Connecticut’s Digital Equity Plan Floats Internet Rate Regulation
By Ted Hearn, Editor of Policyband
Washington, D.C., Dec. 23, 2023 – Connecticut Gov. Ned Lamont on Friday announced that the state had finished work on a draft digital equity plan funded by the Biden Administration’s Internet for All Initiative. Throughout the document, state officials stressed the need for Internet affordability and quoted residents in favor of regulating the rates of Internet Service Providers (ISPs).
Connecticut’s plan – a 338-page document prepared by the state’s Department of Administrative Services’ Commission for Educational Technology – is called “Connecticut: Everyone Connected.” After taking in public feedback and making revisions, Lamont’s government intends to release a final digital equity plan by the end of March 2024.
“Connecticut has taken significant steps to close the digital divide in our state,” Lamont, a Democrat, said in a press release. “The goals in the ‘Everyone Connected’ plan extend that work, from connections and computers to training and support that help improve the lives of all residents.”
The state commission developed the plan after “in-depth research into the barriers to technology access,” drawing on input provided by more than 7,000 Connecticut residents over the past year.
One goal of the digital equity plan is to ensure “residents have options for getting online that are affordable and meet their needs.”
The digital equity plan refers to rate regulation several times as an approach to achieving affordability.

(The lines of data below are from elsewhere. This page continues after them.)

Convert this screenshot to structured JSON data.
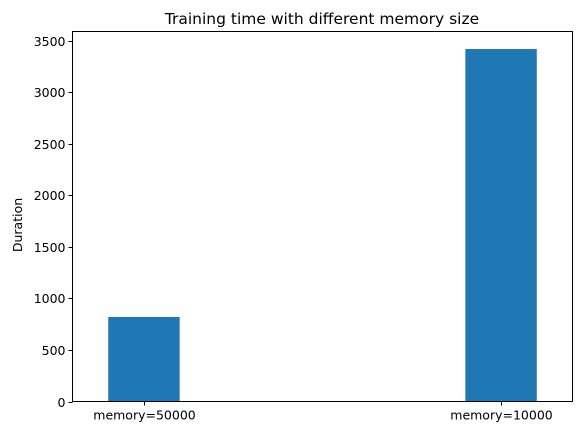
{
  "chart_data": {
    "type": "bar",
    "title": "Training time with different memory size",
    "xlabel": "",
    "ylabel": "Duration",
    "categories": [
      "memory=50000",
      "memory=10000"
    ],
    "values": [
      820,
      3420
    ],
    "ylim": [
      0,
      3590
    ],
    "yticks": [
      0,
      500,
      1000,
      1500,
      2000,
      2500,
      3000,
      3500
    ],
    "bar_color": "#1f77b4",
    "grid": false,
    "legend": "none"
  }
}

In summarizing conversations with unnamed state residents, the digital equity plans says:
◾ “Participants suggest that the government should allocate resources, regulate Internet service providers, and collaborate with community centers and libraries to ensure that necessary resources are accessible to all individuals.”
◾ "Lowering the cost of Internet services is a recurring theme, with participants suggesting reduced pricing or even free Internet for all individuals, regardless of income. Free, high-quality Internet for all was suggested several times by participants, due to the public nature of this service and its exceeding benefits to the economy and well-being of communities.”
◾ "Furthermore, participants underscore the importance of government regulation to ensure consistent pricing structures and quality of service across providers. Participants indicate that government should play an active role in regulating Internet service providers, ensuring consistent pricing structures, and collaborating with community centers and libraries to provide necessary resources and support.”
The draft digital equity plans did not indicate whether the final report will embrace rate regulation. But the per-household cost of broadband Internet access appears to be a big concern for state regulators. The draft plan mentions “affordability” 82 times and “affordable” 116 times.
Connecticut, the wealthiest U.S. state by per capita income, has 3.6 million people and 1.4 million households. The draft plans said that so far 70,000 households have enrolled in the federal Affordable Connectivity Program (ACP), which provides a $30 discount on monthly Internet bills and other benefits.
“These benefits totaled just over $2.25 million in the first few months of 2023 alone. An additional 5% of Connecticut households had completed the federal enrollment process but had not yet begun to receive home Internet benefits as of that date. This suggests that up to 10% of households in Connecticut may rely on the ACP to provide or supplement their monthly Internet service” the draft plan said.
The ACP is expected to run out of money next April. The Biden White House has requested $6 billion from Congress to keep ACP running.